WASHINGTON – In a possible preview of a speech Federal Reserve Chair Janet Yellen will give Monday, a close ally said Friday that the Fed should be in no hurry to raise interest rates, especially after a bleak U.S. jobs report.

The official, Lael Brainard, a Fed board member, said recent economic developments have muddied the picture of the U.S. economy. And she pointed to additional risks, including possible market turmoil if Britain votes later this month to leave the European Union.

“Recent economic developments have been mixed, and important downside risks remain,” Brainard said in a speech to the Council of Foreign Relations in Washington.

“There is a benefit to waiting for additional data to provide confidence that domestic activity has rebounded strongly and reassurance that near-term international events will not derail progress toward our goals,” she said.

Brainard argued for a delay in what would be the Fed’s second rate hike after an initial increase in December. She suggested that the risk of raising rates too soon and depressing growth were higher than the risk of waiting longer.

Given that Brainard and Yellen are allies on the Fed board, Brainard’s remarks could turn out to be a preview of the speech Yellen will deliver Monday in Philadelphia. The Fed chair is scheduled to discuss the state of the economy and the outlook for Fed rates.
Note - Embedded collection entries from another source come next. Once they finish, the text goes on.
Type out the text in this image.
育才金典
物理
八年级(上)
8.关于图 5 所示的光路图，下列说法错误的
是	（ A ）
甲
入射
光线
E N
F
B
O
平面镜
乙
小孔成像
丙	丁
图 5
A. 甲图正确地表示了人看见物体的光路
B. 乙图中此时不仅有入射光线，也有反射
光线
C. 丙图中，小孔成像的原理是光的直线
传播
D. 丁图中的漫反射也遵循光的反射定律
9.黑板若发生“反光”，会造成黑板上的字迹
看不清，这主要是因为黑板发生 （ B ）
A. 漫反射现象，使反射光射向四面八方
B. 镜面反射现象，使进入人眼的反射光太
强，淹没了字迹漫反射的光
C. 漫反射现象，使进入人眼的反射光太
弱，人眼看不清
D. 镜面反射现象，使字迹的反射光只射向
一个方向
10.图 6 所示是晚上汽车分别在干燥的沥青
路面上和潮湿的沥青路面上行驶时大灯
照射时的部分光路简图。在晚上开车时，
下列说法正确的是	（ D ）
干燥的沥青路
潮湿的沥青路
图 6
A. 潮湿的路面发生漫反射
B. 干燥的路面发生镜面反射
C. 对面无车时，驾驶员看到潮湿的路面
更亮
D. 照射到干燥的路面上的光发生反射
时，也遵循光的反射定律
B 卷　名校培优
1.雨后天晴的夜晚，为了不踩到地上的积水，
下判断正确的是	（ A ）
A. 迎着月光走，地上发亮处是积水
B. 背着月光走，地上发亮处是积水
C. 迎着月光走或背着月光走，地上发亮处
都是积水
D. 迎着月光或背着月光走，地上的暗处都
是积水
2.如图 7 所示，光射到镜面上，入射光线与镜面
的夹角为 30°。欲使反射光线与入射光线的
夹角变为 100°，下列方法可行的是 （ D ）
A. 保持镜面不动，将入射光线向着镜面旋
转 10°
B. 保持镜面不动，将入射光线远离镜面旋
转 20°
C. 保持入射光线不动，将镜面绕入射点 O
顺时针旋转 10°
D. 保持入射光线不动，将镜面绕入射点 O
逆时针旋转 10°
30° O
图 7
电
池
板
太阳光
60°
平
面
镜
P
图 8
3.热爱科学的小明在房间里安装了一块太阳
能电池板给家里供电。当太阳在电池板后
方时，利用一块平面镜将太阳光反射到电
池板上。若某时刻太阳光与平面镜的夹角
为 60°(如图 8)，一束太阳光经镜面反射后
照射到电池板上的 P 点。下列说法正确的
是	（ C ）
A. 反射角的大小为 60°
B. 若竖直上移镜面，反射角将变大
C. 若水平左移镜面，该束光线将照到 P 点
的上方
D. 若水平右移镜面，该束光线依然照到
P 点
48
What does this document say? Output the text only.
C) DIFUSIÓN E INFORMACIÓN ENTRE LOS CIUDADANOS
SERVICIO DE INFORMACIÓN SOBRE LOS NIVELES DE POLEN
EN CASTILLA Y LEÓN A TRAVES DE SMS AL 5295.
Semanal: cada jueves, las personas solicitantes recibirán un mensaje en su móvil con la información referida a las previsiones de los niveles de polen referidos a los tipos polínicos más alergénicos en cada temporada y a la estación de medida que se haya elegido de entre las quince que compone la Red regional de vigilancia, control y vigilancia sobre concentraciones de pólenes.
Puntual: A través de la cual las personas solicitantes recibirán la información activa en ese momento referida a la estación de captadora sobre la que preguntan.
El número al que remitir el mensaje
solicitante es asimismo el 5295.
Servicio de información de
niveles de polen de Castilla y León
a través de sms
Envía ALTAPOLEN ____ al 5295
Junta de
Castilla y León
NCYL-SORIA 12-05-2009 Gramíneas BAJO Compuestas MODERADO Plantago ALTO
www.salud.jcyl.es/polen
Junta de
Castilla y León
Speaking at Harvard a week ago, Yellen had said she thought a rate hike would be appropriate in coming months — if the economy kept improving. She said in response to a question that she expected the Fed to gradually raise its key rate, “and probably in the coming months, such a move would be appropriate.”

But Yellen did not specify a date for a Fed move. The Fed’s next three meetings will occur June 14-15, July 26-27 and September 20-21.

Investors’ expectations for a June move dropped sharply Friday after the government said U.S. employers added just 38,000 jobs in May, the fewest in more than five years.

In her speech, Brainard took note of the weak jobs report, saying it suggested that the labour market has slowed and was among a string of mixed readings on the economy.

Brainard also observed that growth remains low in broad measures of pay. And she said that inflation — excluding the volatile categories of food and energy — has yet to “convincingly exceed the low levels that have prevailed over much of the recovery.”

The Fed has linked further rate hikes to higher confidence that inflation is moving toward its long-term 2 per cent target. The Fed’s preferred inflation gauge has remained below that target for the past four years.

In December, the Fed raised its benchmark rate by a quarter-point, the first change after seven years of leaving the rate at a record low near zero. The central bank has left rates unchanged so far this year.